The essays on color perception are particularly interesting, including ‘Touchy-feely colour’ (Section 1), ‘Languages of the world’ (Section 2), and ‘Colour in society’ (Section 3). Other essays include ‘Individual differences in colour vision’ (Section 5) and ‘Colour preference and colour meaning’ (Section 6). Collectively, these essays afford the reader a fairly detailed yet accessible understanding of many facets of a truly exciting field of study, one that ‘impacts on so many areas of human experience’ (159) as diverse as architecture, art, literature, onomastics, and semantics.
We learn, for example, how the current color-coding scheme (Munsell Colour Chips) excludes 95% of world’s color terms (43), how colors feature prominently in Scottish surnames, and how the color blue in Francis Bacon’s painting reflects the artist’s pain. Rather than treating vision as ‘the most passive of senses’ (28), a phenomenological understanding of color proposes ‘vision as active’ (31) and draws a strong analogy between vision and touch, whereby ‘the gaze is something like a grasp’ (33).

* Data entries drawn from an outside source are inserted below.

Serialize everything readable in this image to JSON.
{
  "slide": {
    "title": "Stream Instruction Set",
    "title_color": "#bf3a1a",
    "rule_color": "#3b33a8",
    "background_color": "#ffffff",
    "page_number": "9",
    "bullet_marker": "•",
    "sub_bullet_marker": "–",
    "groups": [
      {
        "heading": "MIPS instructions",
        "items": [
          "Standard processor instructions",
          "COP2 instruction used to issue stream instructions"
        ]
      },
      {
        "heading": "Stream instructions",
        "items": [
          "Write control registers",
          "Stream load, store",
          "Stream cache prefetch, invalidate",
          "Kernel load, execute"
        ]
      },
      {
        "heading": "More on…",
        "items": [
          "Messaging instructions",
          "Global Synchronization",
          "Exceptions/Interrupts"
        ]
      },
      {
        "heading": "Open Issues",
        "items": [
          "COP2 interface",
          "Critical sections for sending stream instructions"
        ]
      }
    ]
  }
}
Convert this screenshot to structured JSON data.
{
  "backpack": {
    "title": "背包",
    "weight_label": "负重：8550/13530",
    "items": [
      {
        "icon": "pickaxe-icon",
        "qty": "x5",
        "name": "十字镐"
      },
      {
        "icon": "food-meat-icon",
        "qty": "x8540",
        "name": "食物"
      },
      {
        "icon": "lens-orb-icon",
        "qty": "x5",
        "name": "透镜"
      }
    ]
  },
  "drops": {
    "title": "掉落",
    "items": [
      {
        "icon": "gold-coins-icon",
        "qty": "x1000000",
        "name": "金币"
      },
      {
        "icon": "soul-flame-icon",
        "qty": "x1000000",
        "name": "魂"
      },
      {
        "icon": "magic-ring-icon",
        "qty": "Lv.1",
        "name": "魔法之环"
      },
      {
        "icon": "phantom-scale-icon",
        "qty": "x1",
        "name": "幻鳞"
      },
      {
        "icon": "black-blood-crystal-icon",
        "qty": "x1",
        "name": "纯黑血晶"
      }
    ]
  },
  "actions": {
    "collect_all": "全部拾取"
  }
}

For approximately 4.4% of the population who have a condition called synaesthesia, the experience of color perception can be triggered by stimuli from other domains like sound, touch, and smell. The associations are both very specific and consistent over time, so, for example, ‘a synaesthete might describe the sound of a middle C on the piano as a silver-grey ball seen in left-hand space’ (311). This phenomenon is no less intriguing than the relationship between colors and the emotions that they evoke, or the colors and the adjectives used to describe them. This is why color studies encompass a wide spectrum of scholarly endeavours, and this book is engaging also for the non-specialist reader looking for an analytic and systematic approach to the understanding of one of the most common of human experiences.